DWHとは
DWH (Data Warehouse) とは、企業内に散らばる様々なデータを収集・蓄積し、分析・活用しやすい形に加工して格納するデータベースシステムです。日本語では「データウェアハウス」と訳されます。
企業では、日々、様々な業務システムを通じて大量のデータが生み出されています。顧客情報、売上情報、在庫情報、生産情報など、これらのデータは貴重な経営資源となりますが、それぞれのシステムごとに異なる形式で管理されているため、全体像を把握したり、分析したりすることが難しいという課題がありました。
DWHは、これらのデータを一元的に集約し、分析しやすい形に整理・統合することで、企業全体のデータ活用を促進するための基盤となります。
DWHの特徴
- 目的別: DWHは、分析を目的として構築されるため、データの更新や削除は行わず、過去のデータを蓄積していくことが特徴です。 統合化: 異なるシステムから収集したデータを、共通の形式に統合して格納します。

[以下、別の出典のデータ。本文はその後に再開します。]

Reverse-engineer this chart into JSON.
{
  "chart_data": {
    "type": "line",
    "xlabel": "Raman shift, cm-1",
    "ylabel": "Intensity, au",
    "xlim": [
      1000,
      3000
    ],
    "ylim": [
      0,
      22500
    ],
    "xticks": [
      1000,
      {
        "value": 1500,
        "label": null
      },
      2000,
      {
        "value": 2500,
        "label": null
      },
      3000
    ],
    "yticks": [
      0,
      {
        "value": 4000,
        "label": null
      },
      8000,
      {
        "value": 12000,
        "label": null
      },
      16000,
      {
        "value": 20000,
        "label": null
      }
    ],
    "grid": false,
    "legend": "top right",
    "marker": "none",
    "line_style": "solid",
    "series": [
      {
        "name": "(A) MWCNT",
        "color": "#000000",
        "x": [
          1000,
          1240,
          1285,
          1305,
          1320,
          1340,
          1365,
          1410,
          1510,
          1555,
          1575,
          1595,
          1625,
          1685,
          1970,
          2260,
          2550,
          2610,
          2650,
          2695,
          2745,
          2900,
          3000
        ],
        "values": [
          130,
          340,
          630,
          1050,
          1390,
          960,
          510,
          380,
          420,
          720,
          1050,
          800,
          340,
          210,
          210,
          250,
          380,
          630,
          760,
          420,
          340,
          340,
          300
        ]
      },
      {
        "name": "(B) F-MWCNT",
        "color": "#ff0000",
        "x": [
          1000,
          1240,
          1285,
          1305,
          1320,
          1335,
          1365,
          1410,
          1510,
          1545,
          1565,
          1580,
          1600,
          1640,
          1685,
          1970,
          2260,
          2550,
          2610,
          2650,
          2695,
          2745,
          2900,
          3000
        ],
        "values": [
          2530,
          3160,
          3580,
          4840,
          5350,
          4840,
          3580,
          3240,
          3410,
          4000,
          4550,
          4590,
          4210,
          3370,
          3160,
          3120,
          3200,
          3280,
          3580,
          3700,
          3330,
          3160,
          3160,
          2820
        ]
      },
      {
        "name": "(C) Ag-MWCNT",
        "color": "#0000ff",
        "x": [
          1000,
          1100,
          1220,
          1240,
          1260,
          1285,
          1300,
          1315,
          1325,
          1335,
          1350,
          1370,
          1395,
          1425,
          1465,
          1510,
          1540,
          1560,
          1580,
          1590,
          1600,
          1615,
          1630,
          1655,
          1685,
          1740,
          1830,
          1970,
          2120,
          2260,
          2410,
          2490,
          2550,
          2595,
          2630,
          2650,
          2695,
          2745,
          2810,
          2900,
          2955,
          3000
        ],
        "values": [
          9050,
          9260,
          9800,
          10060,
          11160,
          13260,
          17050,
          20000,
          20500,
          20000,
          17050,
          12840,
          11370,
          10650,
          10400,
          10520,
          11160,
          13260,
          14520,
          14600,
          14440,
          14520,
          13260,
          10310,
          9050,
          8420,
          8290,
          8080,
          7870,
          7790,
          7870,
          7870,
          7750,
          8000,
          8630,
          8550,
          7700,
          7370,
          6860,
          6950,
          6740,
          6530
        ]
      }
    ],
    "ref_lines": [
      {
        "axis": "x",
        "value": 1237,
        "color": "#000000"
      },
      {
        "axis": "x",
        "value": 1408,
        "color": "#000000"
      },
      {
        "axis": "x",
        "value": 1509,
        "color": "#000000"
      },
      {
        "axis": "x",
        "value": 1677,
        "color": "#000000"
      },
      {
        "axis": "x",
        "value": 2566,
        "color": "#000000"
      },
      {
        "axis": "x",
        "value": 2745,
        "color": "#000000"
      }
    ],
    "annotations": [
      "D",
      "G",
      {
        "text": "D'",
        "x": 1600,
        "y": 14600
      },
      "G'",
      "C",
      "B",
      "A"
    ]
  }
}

- 時系列: データを時系列で蓄積することで、データの推移やトレンドを分析することができます。
- 非揮発性: データは更新や削除を行わず、長期間にわたって保存されます。
- サブジェクト指向: 業務システムのように個々のトランザクションを処理するのではなく、分析に必要なデータ(顧客、商品、売上など)をサブジェクトごとに整理して格納します。
DWHの構成要素
DWHは、一般的に以下の要素で構成されます。
- データソース: データの収集元となる、様々な業務システムや外部データソース。
- ETL (Extract, Transform, Load): データソースからデータを抽出し、変換し、DWHにロードするプロセス。
- データウェアハウス: データを格納するデータベース。
- データマート: 特定の部門や用途に特化した、DWHのサブセット。
- 分析ツール: DWHに格納されたデータを分析するためのツール(BIツールなど)。
DWHは、企業のデータ活用戦略を支える重要な基盤です。DWHを構築することで、データに基づいた経営判断を促進し、企業の競争力強化に貢献することができます。